An experimental setting from Feynman to measure radiation

Question

I am reading the famous Feynman Lectures, Volume I, the section about electromagnetic radiation. After defining what radiation is (the part of the electric field induced by the acceleration of a charged particle), he describes an experiment to measure this part of the field/the radiation.

Essentially the radiation is induced by two wires where electrons move up and down, and a similar construction is used for measuring the radiation:

[...] an instrument to detect an electric field, and the instrument we use is the same thing—a pair of wires like $A$ and $B$! If an electric field is applied to such a device, it will produce a force which will pull the electrons up on both wires or down on both wires. This signal is detected by means of a rectifier mounted between $A$ and $B$, and a tiny, fine wire carries the information into an amplifier, where it is amplified so we can hear the audiofrequency tone with which the radiofrequency is modulated. [...]

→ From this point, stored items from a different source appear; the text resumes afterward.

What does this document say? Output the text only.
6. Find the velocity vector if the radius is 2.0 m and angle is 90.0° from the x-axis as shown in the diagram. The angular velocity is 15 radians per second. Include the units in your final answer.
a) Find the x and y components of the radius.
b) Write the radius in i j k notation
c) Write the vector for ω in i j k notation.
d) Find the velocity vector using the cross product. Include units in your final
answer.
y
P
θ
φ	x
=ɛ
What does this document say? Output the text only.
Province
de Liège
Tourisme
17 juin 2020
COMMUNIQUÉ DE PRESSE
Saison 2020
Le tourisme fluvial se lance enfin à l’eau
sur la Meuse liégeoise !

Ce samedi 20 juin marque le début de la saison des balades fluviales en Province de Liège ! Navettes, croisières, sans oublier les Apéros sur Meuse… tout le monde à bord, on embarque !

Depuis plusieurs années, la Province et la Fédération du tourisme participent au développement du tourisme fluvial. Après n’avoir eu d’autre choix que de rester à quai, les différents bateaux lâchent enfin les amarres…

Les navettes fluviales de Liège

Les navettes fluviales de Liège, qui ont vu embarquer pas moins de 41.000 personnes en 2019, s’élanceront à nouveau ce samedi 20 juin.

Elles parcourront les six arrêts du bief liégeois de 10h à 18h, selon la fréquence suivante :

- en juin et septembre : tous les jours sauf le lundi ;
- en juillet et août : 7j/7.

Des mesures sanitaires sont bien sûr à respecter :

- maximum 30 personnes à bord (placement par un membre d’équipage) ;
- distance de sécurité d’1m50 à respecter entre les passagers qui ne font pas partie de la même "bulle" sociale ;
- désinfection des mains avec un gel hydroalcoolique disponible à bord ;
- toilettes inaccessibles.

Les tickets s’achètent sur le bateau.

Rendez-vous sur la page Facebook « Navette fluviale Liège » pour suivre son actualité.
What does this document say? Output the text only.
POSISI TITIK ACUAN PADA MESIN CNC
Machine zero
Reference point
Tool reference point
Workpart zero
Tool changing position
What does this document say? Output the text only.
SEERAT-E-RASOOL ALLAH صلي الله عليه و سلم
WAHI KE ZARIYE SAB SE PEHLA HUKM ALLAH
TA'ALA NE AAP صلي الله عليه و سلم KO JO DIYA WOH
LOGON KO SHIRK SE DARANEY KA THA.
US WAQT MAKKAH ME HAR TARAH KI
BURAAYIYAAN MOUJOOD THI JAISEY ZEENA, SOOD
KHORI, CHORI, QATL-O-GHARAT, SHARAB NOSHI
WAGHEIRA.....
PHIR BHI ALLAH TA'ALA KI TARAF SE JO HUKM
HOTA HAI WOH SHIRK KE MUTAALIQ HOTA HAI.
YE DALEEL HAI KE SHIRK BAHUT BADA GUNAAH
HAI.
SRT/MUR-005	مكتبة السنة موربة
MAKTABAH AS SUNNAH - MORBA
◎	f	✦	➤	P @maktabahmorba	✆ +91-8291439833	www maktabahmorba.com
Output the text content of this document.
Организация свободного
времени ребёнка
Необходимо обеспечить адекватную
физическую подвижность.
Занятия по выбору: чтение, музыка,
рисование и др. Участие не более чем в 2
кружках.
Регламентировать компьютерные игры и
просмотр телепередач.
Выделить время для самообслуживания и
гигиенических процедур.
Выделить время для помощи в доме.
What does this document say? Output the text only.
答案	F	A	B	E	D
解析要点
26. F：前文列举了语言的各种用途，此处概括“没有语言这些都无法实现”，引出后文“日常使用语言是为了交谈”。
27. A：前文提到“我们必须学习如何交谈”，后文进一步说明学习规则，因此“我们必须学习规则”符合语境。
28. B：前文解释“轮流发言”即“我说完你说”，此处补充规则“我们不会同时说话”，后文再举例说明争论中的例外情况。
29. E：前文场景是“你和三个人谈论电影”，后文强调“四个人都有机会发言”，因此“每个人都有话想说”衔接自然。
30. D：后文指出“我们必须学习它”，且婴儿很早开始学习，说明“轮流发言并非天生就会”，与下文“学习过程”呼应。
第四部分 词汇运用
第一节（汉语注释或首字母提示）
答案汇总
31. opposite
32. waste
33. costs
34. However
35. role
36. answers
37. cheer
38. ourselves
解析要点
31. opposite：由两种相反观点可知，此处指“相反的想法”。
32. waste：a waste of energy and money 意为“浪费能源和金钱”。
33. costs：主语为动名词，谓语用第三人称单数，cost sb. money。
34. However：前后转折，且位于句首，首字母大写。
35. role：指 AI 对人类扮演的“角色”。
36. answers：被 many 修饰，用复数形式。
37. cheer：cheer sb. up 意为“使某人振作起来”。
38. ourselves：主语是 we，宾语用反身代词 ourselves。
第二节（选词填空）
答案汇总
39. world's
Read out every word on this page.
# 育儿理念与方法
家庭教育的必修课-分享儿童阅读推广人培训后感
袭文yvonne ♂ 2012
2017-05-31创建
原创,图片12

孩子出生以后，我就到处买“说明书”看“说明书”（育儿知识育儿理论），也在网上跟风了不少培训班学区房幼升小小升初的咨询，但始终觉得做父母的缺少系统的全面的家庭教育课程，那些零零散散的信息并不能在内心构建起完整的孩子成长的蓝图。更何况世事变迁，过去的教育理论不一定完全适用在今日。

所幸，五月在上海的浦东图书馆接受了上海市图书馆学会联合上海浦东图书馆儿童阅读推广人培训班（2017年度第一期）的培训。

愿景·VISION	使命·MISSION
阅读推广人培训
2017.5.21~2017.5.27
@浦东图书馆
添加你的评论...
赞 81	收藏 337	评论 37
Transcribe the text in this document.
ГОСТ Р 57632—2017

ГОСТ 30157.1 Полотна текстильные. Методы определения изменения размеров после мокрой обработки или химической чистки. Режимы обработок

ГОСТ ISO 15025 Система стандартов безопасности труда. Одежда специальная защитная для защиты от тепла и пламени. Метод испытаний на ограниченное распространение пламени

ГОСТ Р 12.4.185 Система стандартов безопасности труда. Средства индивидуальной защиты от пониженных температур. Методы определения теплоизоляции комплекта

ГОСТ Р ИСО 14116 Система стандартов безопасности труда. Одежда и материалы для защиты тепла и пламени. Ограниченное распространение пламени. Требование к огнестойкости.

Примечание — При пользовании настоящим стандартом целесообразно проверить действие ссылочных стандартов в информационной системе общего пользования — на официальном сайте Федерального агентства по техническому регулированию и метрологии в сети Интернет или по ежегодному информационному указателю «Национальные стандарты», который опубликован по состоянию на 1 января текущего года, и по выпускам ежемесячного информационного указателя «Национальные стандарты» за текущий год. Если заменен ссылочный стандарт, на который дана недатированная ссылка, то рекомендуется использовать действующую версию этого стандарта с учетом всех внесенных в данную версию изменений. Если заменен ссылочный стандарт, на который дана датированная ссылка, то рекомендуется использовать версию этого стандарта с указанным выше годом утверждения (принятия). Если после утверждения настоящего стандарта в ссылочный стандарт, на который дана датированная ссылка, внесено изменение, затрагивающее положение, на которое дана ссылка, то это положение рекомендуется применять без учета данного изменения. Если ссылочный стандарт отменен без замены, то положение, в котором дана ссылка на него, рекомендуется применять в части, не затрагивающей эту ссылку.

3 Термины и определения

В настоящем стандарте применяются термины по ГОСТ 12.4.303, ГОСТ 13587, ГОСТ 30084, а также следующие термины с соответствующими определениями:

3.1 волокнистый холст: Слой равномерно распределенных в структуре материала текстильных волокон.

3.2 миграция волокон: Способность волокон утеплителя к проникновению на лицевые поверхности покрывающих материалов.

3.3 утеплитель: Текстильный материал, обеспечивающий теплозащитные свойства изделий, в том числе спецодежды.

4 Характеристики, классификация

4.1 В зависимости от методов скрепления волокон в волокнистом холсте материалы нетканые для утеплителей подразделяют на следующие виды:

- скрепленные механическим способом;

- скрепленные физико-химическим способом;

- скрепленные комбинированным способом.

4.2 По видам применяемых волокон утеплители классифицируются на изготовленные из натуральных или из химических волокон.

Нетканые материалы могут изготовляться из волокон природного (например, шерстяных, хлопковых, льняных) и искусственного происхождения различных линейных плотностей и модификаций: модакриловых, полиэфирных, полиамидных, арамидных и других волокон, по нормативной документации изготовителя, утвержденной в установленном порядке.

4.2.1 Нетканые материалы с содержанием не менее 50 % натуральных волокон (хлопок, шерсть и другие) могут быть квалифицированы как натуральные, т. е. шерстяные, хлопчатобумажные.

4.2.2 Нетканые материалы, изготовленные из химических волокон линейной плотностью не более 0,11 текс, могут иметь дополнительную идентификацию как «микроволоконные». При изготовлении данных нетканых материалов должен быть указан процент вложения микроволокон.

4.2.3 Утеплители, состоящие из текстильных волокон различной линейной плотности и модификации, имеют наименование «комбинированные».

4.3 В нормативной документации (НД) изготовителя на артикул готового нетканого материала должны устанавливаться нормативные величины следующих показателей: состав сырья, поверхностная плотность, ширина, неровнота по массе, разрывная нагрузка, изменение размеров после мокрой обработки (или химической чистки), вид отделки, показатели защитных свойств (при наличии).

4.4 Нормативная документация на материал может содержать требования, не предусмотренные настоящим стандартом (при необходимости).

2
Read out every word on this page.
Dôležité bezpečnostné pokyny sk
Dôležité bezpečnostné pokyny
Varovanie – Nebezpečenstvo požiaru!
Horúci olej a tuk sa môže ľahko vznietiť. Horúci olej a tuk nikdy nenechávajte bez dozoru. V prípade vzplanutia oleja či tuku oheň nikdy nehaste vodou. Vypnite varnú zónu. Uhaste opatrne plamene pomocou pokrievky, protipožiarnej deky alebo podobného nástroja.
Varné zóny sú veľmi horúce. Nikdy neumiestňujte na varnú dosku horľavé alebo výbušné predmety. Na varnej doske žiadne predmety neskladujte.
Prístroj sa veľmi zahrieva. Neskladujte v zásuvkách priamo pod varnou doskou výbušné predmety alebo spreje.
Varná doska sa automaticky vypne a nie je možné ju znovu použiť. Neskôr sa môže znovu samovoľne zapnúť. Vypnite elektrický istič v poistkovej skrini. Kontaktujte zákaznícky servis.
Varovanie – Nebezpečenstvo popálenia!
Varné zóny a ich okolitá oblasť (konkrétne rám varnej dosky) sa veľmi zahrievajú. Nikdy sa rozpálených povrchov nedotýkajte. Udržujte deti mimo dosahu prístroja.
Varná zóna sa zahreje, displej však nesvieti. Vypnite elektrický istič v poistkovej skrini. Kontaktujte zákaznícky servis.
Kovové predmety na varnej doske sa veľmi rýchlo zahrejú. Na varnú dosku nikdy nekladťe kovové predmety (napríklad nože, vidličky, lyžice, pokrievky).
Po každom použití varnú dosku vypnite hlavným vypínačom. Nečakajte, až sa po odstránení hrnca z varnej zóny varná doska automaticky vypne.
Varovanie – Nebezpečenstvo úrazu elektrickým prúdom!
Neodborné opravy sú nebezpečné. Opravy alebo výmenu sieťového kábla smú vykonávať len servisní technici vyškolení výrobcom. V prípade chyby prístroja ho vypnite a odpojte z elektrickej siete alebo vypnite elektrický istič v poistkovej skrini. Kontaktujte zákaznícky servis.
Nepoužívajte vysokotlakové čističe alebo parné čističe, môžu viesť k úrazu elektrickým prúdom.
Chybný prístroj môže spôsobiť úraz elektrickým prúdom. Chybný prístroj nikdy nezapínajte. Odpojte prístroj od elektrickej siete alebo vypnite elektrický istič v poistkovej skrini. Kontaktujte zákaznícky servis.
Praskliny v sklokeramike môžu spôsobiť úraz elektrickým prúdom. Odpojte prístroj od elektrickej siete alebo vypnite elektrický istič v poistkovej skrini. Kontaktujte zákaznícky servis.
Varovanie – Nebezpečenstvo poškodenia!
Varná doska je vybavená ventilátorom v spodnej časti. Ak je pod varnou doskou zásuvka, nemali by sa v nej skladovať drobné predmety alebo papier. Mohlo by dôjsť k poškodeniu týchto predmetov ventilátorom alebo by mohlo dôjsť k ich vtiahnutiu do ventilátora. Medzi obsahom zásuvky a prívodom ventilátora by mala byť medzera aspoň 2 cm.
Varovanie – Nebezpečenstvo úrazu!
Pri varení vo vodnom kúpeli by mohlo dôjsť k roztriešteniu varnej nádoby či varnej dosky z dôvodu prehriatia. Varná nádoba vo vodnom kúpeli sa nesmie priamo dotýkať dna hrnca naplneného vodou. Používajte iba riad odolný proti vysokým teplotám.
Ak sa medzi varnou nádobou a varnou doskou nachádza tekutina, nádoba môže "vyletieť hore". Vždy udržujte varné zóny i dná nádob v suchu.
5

For the setup please see the image in the linked source. Then he explains what is happening when we line up the measuring device with the field:

[...] Secondly, the formula says that the electric field should be perpendicular to $r$ and in the plane of $G$ and $r$; so if we put $D$ at $1$ but rotate it $90^{\circ}$, we should get no signal. [...]

Okay, this seems somehow ideally to assume the measuring device just measures the movement in concordance with the alignement of the two wires. But is this feasible? The wires also have some thickness, and I think still electrons are moving if we turn the device $D$ as described, but perpendicular to how the wires are arranged, so the measuring device should measure something. Or could it be arranged that this motion does not trigger any response?

Hopefully I have understood it correctly, but could anybody explain if, when my understanding is correct, such a measurement device could be built? I am also unsure what Prof Feynman means with the rectifier measuring the electron movement?

Answer 1

There will be a tiny signal when the apparatus is rotated: let's say the antenna (because that's what it is) is 1m long and the frequency is about what would allow an electron to go from one end to the other during one half-oscillation. If you rotate the apparatus, the distance the electron can travel is say 1mm: the diameter of the wire. It will travel that in a very small time, which will be a tiny part of the half-oscillation, and it will get stuck to the wall, so to speak: it cannot go any further. As more and more electrons do that, they will set up a field opposite to the radiation field and when that field becomes equal in magnitude to the radiation field, no more electrons will move for the rest of that half-oscillation. So instead of having a sinusoidal motion for the electrons sloshing back and forth (as you have in the normal case), you'll have a sinusoid with most of the peak chopped off: the electrons will move a tiny bit and then get stuck. When the radiation field reverses, they'll move in the opposite direction, and get stuck. The signal won't be zero, but it will be very small compared to the full sinusoid you get when the apparatus is not rotated.

Answer 2

Here is a nice animation which illustrates what happens if an incoming plane polarised oscillating electric field is incident on a dipole antenna.
The electrons in the dipole antenna are forced to oscillate and hence a alternating voltage is developed across the resistor.

If the length of the dipole is chosen correctly, the length being related to the wavelength of the electric field, there is a resonance effect and so the alternating current through the resistor can be large enough to detect.
The animated diagram tries to show this by having what looks like a standing wave produced in the antenna. You can now imagine that putting a diode in place of, or in series with, the resistor as suggested by Feynman will produce a unidirectional current/voltage which could be amplified.
In practice one can improve the arrangement by first making sure that as much power as possible is transferred from the antenna to the detecting circuit by careful design of the detecting circuit which will then contain the diode.

Now rotate the electric field through $90^\circ$ and there will be an oscillating voltage across a diameter of the wire but its magnitude will be considerably smaller than with the electric field being the the same plane as the antenna.
As Feynman pointed out this will give a zero reading at the detector end.

You have suggested rotating the detector circuit around so that the voltage across a diameter of the wire could be measured.
Even if you had such a detecting circuit, because the diameter of the antenna would be so different from the the wavelength of the electric field, the amplitude of forced oscillation of the elections would be very small leading to a minute voltage to be detected.